Livres

Amazon autorisée à s’installer: les libraires indépendants inquiets

«On est déçu, mais pas surpris. Je le ressens surtout comme un manque de confiance envers les libraires, c'est dommage.» C'est en ces termes que la présidente de l'Association des libraires indépendants du Québec, Marie-Hélène Vaugeois, accueille la nouvelle de l'ouverture prochaine d'un entrepôt Amazon en Ontario.

Le gouvernement canadien a fait savoir hier après-midi qu'il autorisait l'implantation du centre de traitement des commandes qui permettra à l'entreprise américaine de distribuer plus aisément les livres à sa clientèle canadienne. «Notre gouvernement a à cœur de renforcer l'économie canadienne en mettant tous ses secteurs à contribution, particulièrement celui des arts et de la culture», a déclaré le ministre James Moore. «Amazon a fait preuve de volonté à promouvoir les produits culturels canadiens. Nous sommes heureux de constater que l'organisme poursuit sur cette lancée grâce à un nouvel investissement.»

Le gouvernement avance notamment qu'Amazon s'est engagée à investir plus de 20 millions de dollars, dont 1,5 million de dollars pour des activités et des prix culturels au Canada ainsi que pour la promotion des livres d'auteurs canadiens sur les marchés internationaux. On mentionne par ailleurs que l'entreprise d'engage à créer des emplois. «J'ai un peu peur que les emplois gagnés dans les entrepôts soient perdus dans les librairies, note Marie-Hélène Vaugeois. Quant aux fameux investissements, pour le moment c'est un peu obscur.»

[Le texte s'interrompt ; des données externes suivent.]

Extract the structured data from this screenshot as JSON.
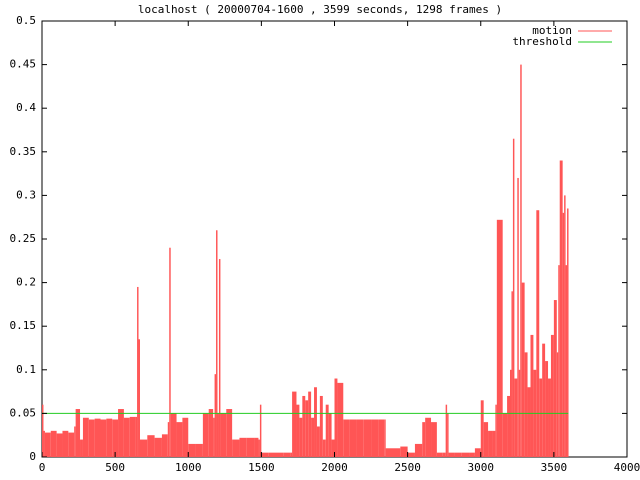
{
  "chart_data": {
    "type": "impulse",
    "title": "localhost ( 20000704-1600 , 3599 seconds, 1298 frames )",
    "xlim": [
      0,
      4000
    ],
    "xticks": [
      0,
      500,
      1000,
      1500,
      2000,
      2500,
      3000,
      3500,
      4000
    ],
    "ylim": [
      0,
      0.5
    ],
    "yticks": [
      0,
      0.05,
      0.1,
      0.15,
      0.2,
      0.25,
      0.3,
      0.35,
      0.4,
      0.45,
      0.5
    ],
    "legend": "top-right",
    "series": [
      {
        "name": "motion",
        "color": "#ff5555",
        "x": [
          0,
          10,
          20,
          60,
          100,
          140,
          180,
          220,
          230,
          260,
          280,
          320,
          360,
          400,
          440,
          480,
          520,
          560,
          600,
          640,
          650,
          660,
          670,
          720,
          770,
          820,
          860,
          870,
          880,
          920,
          960,
          1000,
          1050,
          1100,
          1140,
          1170,
          1180,
          1190,
          1200,
          1210,
          1220,
          1260,
          1300,
          1350,
          1400,
          1450,
          1480,
          1490,
          1500,
          1550,
          1600,
          1650,
          1700,
          1710,
          1740,
          1760,
          1780,
          1800,
          1820,
          1840,
          1860,
          1880,
          1900,
          1920,
          1940,
          1960,
          1980,
          2000,
          2020,
          2060,
          2100,
          2150,
          2200,
          2250,
          2300,
          2340,
          2350,
          2400,
          2450,
          2500,
          2550,
          2600,
          2620,
          2660,
          2700,
          2740,
          2760,
          2770,
          2780,
          2820,
          2870,
          2920,
          2960,
          3000,
          3020,
          3050,
          3080,
          3100,
          3110,
          3150,
          3180,
          3200,
          3210,
          3220,
          3230,
          3250,
          3260,
          3270,
          3280,
          3300,
          3320,
          3340,
          3360,
          3380,
          3400,
          3420,
          3440,
          3460,
          3480,
          3500,
          3520,
          3530,
          3540,
          3560,
          3570,
          3580,
          3590
        ],
        "values": [
          0.06,
          0.03,
          0.028,
          0.03,
          0.027,
          0.03,
          0.028,
          0.035,
          0.055,
          0.02,
          0.045,
          0.043,
          0.044,
          0.043,
          0.044,
          0.043,
          0.055,
          0.045,
          0.046,
          0.046,
          0.195,
          0.135,
          0.02,
          0.025,
          0.022,
          0.026,
          0.04,
          0.24,
          0.05,
          0.04,
          0.045,
          0.015,
          0.015,
          0.05,
          0.055,
          0.045,
          0.095,
          0.26,
          0.05,
          0.227,
          0.05,
          0.055,
          0.02,
          0.022,
          0.022,
          0.022,
          0.02,
          0.06,
          0.005,
          0.005,
          0.005,
          0.005,
          0.005,
          0.075,
          0.06,
          0.045,
          0.07,
          0.065,
          0.075,
          0.045,
          0.08,
          0.035,
          0.07,
          0.02,
          0.06,
          0.05,
          0.02,
          0.09,
          0.085,
          0.043,
          0.043,
          0.043,
          0.043,
          0.043,
          0.043,
          0.043,
          0.01,
          0.01,
          0.012,
          0.005,
          0.015,
          0.04,
          0.045,
          0.04,
          0.005,
          0.005,
          0.06,
          0.05,
          0.005,
          0.005,
          0.005,
          0.005,
          0.01,
          0.065,
          0.04,
          0.03,
          0.03,
          0.06,
          0.272,
          0.05,
          0.07,
          0.1,
          0.19,
          0.365,
          0.09,
          0.32,
          0.1,
          0.45,
          0.2,
          0.12,
          0.08,
          0.14,
          0.1,
          0.283,
          0.09,
          0.13,
          0.11,
          0.09,
          0.14,
          0.18,
          0.12,
          0.22,
          0.34,
          0.28,
          0.3,
          0.22,
          0.285
        ]
      },
      {
        "name": "threshold",
        "color": "#22cc22",
        "x": [
          0,
          3599
        ],
        "values": [
          0.05,
          0.05
        ]
      }
    ]
  }
}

La présidente de l'ALQ se dit très septique quant à la promotion de la littérature canadienne, promise par Amazon: «Il existe Amazon.fr, et ça n'a pas du tout permis de faire connaître la littérature française à l'étranger.» Elle parle enfin de son inquiétude face au contrôle que pourrait exercer l'entreprise américaine sur le marché du livre canadien: «J'étais au Salon du livre de Paris la semaine dernière, et je me suis entretenue avec Guillaume Husson, directeur général du syndicat des librairies françaises. Il m'expliquait à quel point en Angleterre, les gros joueurs comme Amazon contrôlent la production, à tel point que les éditeurs ne choisissent plus ce qu'ils publient!»